By having a ship designed like a cylinder and spinning it, we can live on the inside and there will be a resultant force pushing us (and everything else) to the edge. The exact speed it would have to spin at would depend on the radius of the ship, but the general rule is that the smaller the radius, the larger the angular velocity. However there is a payoff here; for smaller radius ships the acceleration acting on the human would be large enough to kill us, while larger ships are harder to get into space in the first place, let alone provide them with enough kinetic energy to get them spinning.

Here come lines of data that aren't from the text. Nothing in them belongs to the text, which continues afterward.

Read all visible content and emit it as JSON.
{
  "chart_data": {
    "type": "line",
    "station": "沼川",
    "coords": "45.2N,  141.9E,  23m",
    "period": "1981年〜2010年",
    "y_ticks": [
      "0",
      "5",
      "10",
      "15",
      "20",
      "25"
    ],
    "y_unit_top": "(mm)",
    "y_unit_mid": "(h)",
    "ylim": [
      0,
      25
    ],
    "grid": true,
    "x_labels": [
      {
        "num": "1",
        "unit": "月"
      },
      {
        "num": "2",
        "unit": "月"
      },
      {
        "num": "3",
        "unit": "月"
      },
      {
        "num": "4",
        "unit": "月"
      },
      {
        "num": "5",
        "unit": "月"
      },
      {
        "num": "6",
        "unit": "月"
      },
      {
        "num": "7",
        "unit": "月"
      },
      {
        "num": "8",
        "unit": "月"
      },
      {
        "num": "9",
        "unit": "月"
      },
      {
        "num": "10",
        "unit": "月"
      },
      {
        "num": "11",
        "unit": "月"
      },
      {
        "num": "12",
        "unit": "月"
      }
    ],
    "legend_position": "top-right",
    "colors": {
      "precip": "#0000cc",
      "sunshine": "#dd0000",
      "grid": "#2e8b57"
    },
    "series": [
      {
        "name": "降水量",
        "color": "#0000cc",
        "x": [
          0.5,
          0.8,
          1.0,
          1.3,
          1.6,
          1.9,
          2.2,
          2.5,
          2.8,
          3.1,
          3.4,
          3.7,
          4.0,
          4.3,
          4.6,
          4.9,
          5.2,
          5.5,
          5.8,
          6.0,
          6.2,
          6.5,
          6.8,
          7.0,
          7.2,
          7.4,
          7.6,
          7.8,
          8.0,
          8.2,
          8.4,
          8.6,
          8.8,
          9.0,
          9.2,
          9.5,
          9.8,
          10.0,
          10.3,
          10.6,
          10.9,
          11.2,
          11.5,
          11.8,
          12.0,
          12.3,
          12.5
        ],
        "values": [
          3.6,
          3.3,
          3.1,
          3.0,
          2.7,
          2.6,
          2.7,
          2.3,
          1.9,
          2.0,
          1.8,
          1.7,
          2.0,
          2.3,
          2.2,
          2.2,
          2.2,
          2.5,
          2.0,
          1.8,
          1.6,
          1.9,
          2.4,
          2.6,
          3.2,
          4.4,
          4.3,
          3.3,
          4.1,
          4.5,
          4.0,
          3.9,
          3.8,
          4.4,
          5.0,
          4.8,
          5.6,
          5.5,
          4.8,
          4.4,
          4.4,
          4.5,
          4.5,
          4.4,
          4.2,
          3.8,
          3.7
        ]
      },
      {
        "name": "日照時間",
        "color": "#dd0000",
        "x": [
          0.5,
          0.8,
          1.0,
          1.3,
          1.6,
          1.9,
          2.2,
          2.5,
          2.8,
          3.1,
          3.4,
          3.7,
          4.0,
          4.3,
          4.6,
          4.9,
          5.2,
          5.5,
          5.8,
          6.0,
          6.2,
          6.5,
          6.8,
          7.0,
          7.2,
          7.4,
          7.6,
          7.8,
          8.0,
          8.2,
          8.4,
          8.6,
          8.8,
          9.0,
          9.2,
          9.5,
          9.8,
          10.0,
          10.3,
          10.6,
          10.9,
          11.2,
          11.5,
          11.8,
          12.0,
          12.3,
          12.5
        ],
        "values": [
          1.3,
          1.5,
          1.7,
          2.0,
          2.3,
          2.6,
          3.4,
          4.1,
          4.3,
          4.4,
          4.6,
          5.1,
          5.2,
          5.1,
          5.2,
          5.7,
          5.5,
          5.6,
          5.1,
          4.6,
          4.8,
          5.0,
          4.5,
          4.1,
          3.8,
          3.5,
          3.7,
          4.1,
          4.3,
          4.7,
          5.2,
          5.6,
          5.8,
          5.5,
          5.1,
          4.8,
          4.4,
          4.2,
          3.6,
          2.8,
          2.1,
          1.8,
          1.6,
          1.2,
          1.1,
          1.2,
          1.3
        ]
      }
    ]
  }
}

The spinning ship from 2001: A Space Odyssey

The spinning ship from 2001: A Space Odyssey

The king of rotation ships is Arthur C Clarke, who not only included the famous rotating space station in 2001: A Space Odyssey (he wrote the screenplay for the film with Stanley Kubrick along with the novel), but he also wrote the novel Rendezvous with Rama in 1973 which deals entirely with a group of humans exploring a huge alien rotation ship and focuses on the weird physics involved.

Fan Art for Rama

Fan Art for Rama

For instance the crew enter a huge alien ship, which they designate Rama, in the centre of one end. They then climb a ladder which takes them to the rim which is about 10 km down (down as in the direction of the resultant force, not down as in towards the centre of rotation, although you happen to be standing on something where both of those meanings indicate basically the same direction). As they go the force they are under increases linearly as they get closer to the bottom. So at the centre you are very close to being weightless, but any deviation from being exactly on the axis of rotation would very slowly drag you further away. As you went the force would increase and you would fall quicker and quicker until you hit full acceleration just before impacting rather fatally with the rim.

If you climbed the ladder from one side of the rim, across a diameter, to the other side, then what would feel like the natural orientation to climb in (i.e. with your head above your feet) would end up with you upside down as you got to the other side.

A lake in Rama

A lake in Rama

Rama is depicted as being about 50 km long and so is big enough to have localised weather. Half way along the ship is a lake which goes the whole way around the rim. This means that if you are in a boat in the lake you can look directly up and see part of the some lake suspended above you. Something about this seems paradoxical.

Here is a beautiful image which someone created with the same idea. Whole landscapes curve upwards in front of you and the sky would be filled with more land.

Also worth a mention are the Ringworlds of the video game series Halo which were based on The Orbital from Iain M Banks' Culture Universe and which are rings with large radii, but which form only a narrow band. As they spin you also get a day night cycle from the local star.

Halo

Halo

How fast would you have to spin something to make the surface gravity equal to that of Earth? In circular motion the radial acceleration (i.e. the acceleration going away from the centre rather than perpendicular to it) = r/v^2 where r is the radius and v is your tangential speed. So for Rama with a radius of 10^4 m we want to get a = 9.8 which is the gravity at sea level on Earth which we call g (although some (well Asimov, but that's enough for me) have argued that the best level of gravity for humans is actually somewhere around 0.8g). This lets us work out v, so v^2 is about 1000, so v is about 31 m/s. To get into RPM (revolutions per minute) we do RPM = v*60/2*π*r = 0.03 RPM which ia tiny.

However if we wanted to get the same level of artificial gravity in the tight radius of the 2001 ship pictured above, the radius would be about 10 m instead, which would give a velocity of sqrt(10/g) = about 1 m/s. This is a much smaller speed, but you will feel it more because you are in such a tight circle. The maths works out at 0.95 RPM which is a lot faster. Humans are ok living below 2 RPM for a short time, but by 6 RPM there are various inner ear problems which arise. Studies by NASA show that a radius of 60 m is about the smallest humans could thrive in; but that puts the size at bigger than we have been able to get into space in one piece so far.

But overall the problem of creating artificial gravity is one of the major obstacles to creating generation ships; ones where more than one generation of human occurs while the ship is on its voyage through space. Given the distance to even the nearest neighbouring star, this is a problem we need to solve to be an extra-solar species. For now there exists only one spinning, generation ship travelling through space and we call it Earth.